Captive private 5G networks: BIF dismisses claims of ‘level playing field’ by telcos

S Ronendra Singh | Updated on: Jun 21, 2022
TV Ramachandran, President, BIF

TV Ramachandran, President, BIF | Photo Credit: BIF website

Says old age concept cannot apply in the case of captive private 5G network

The Broadband India Forum (BIG) on Tuesday has dismissed claims of a level playing field between the public and captive private 5G networks, as is being irrationally demanded by some quarters.

The leading independent think-tank and policy forum for digital communications, termed that as absurd and impractical, since the two are entirely different set of services for different requirements, are on completely different footings and are not competing with each other.

“The age-old and time-tested concept of ‘level playing field’ cannot apply in the case of captive private 5G networks, as they have several distinctive traits which distinguish them from public networks, with whom they are being compared without any logic or basis,” it said in a statement.

The reaction comes after Cellular Operators’ Association of India (COAI) on Saturday asking the government to ensure that a level-playing field is maintained between the incumbents and new entrants for licence fees and meeting other regulatory conditions.

COAI that represents telcos, including Bharti Airtel, Reliance Jio and Vodafone Idea had said that they were disappointed that the Department of Telecommunications (DoT) has allowed setting up of a captive non-public network by obtaining spectrum directly from DoT, after a demand study by DoT and subsequent recommendations of Telecom Regulatory Authority of India (TRAI), in the notice inviting applications (NIA).

Captive usage very limited

However, BIF is saying that captive usage in a very limited geographical area of operations with defined Lat–Long coordinates, compared to licensed service area (LSA)/State or Circle-wide deployments in public networks.

It also said that the quantum of spectrum required is very small (going up to about 100 MHz) unlike the huge amounts of spectrum (almost 72,000 MHz) used by public networks.

And, also, while public networks are configured for ‘best effort’ SLAs to deliver average performance for external voice and data connectivity, private 5G networks are meant to serve extremely high reliability and ultra-high SLAs with low latency applications and ultra-high data rates for M2M/ IIoT/ automation/ industry 4.0/ robotics, it said.

On level playing field

“Seeking a level playing field with enterprises for captive private networks is akin to a child in kindergarten being asked to compete with someone who has a doctoral degree.
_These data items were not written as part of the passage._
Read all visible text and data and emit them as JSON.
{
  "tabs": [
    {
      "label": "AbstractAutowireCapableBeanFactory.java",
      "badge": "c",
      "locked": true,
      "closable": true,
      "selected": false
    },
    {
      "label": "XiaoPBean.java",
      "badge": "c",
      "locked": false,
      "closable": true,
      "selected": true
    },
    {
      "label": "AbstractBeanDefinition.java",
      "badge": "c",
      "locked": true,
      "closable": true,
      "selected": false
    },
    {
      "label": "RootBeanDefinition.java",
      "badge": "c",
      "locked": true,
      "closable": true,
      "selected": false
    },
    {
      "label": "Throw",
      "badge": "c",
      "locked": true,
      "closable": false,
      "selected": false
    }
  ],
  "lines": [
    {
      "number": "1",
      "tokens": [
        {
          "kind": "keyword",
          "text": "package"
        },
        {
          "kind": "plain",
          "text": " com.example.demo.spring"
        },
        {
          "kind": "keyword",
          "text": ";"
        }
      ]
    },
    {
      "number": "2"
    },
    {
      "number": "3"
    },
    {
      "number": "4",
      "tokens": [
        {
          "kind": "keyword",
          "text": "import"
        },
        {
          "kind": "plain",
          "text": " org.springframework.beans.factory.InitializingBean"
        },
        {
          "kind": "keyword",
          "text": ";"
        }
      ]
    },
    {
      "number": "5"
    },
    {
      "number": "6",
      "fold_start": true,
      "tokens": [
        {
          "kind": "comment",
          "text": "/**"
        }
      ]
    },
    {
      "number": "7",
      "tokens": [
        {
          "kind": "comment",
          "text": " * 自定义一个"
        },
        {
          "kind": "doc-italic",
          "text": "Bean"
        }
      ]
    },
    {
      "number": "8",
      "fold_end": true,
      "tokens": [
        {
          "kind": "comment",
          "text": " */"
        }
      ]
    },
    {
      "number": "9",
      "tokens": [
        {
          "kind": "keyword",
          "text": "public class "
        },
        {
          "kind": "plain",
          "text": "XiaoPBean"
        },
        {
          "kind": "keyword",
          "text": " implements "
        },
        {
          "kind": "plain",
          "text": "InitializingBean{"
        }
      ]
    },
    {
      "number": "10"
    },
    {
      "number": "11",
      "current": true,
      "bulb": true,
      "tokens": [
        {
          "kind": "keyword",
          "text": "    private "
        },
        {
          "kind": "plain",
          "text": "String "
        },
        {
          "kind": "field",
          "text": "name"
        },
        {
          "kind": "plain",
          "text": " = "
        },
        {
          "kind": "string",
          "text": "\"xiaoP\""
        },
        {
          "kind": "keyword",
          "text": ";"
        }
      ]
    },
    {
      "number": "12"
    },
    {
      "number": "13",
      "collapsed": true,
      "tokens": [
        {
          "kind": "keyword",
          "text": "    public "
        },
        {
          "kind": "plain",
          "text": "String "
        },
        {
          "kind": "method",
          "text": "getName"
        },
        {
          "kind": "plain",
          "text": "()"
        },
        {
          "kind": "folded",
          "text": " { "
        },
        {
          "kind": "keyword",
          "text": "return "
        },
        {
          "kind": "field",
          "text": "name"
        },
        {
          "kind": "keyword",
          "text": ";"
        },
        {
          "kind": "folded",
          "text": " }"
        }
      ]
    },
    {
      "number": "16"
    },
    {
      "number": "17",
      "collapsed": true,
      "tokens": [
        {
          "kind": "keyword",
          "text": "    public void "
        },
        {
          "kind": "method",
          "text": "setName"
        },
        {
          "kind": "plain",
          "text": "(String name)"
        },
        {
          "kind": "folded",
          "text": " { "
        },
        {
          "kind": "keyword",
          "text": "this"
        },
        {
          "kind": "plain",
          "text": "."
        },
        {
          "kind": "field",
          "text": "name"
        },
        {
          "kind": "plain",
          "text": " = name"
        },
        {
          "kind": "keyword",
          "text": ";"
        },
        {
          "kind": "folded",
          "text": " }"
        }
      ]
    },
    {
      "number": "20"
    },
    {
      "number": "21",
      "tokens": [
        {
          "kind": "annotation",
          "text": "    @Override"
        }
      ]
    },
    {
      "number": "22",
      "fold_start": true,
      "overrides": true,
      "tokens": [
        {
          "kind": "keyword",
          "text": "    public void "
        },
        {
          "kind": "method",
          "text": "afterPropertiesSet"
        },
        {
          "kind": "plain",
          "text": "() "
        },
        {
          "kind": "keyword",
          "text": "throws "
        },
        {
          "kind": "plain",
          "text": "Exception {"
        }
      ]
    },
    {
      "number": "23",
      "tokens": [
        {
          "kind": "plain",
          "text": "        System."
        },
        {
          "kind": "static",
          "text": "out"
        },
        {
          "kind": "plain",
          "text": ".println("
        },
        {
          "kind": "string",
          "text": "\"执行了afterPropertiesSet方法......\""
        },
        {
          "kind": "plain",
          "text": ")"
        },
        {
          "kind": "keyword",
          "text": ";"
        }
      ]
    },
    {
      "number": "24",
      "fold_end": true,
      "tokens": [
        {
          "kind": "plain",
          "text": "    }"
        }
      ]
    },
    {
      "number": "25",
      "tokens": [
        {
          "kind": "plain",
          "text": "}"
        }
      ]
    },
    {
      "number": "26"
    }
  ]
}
No mature regulator anywhere in the world imposes regulation on a player with no or minimal market share,”TV Ramachandran, President, BIF, said.

Regulations are applied on mature players in competition, who have significant market share and can abuse it, he said.

“Enterprises will not be in the business of selling services or earning revenues through private 5G networks, but only use it for self-consumption. The credibility and rationale of such claims are questionable and require introspection,” Ramachandran added.

BIF reiterated that the Cabinet decision for permitting captive private 5G networks is a progressive and forward-looking one, and has been taken keeping in mind the overall growth and advancement of the nation, the vital aspects of consumer benefits, adoption of technology, and continued reforms, for the benefit of all stakeholders, eventually leading to greater economic as well as socio-economic gains for the country.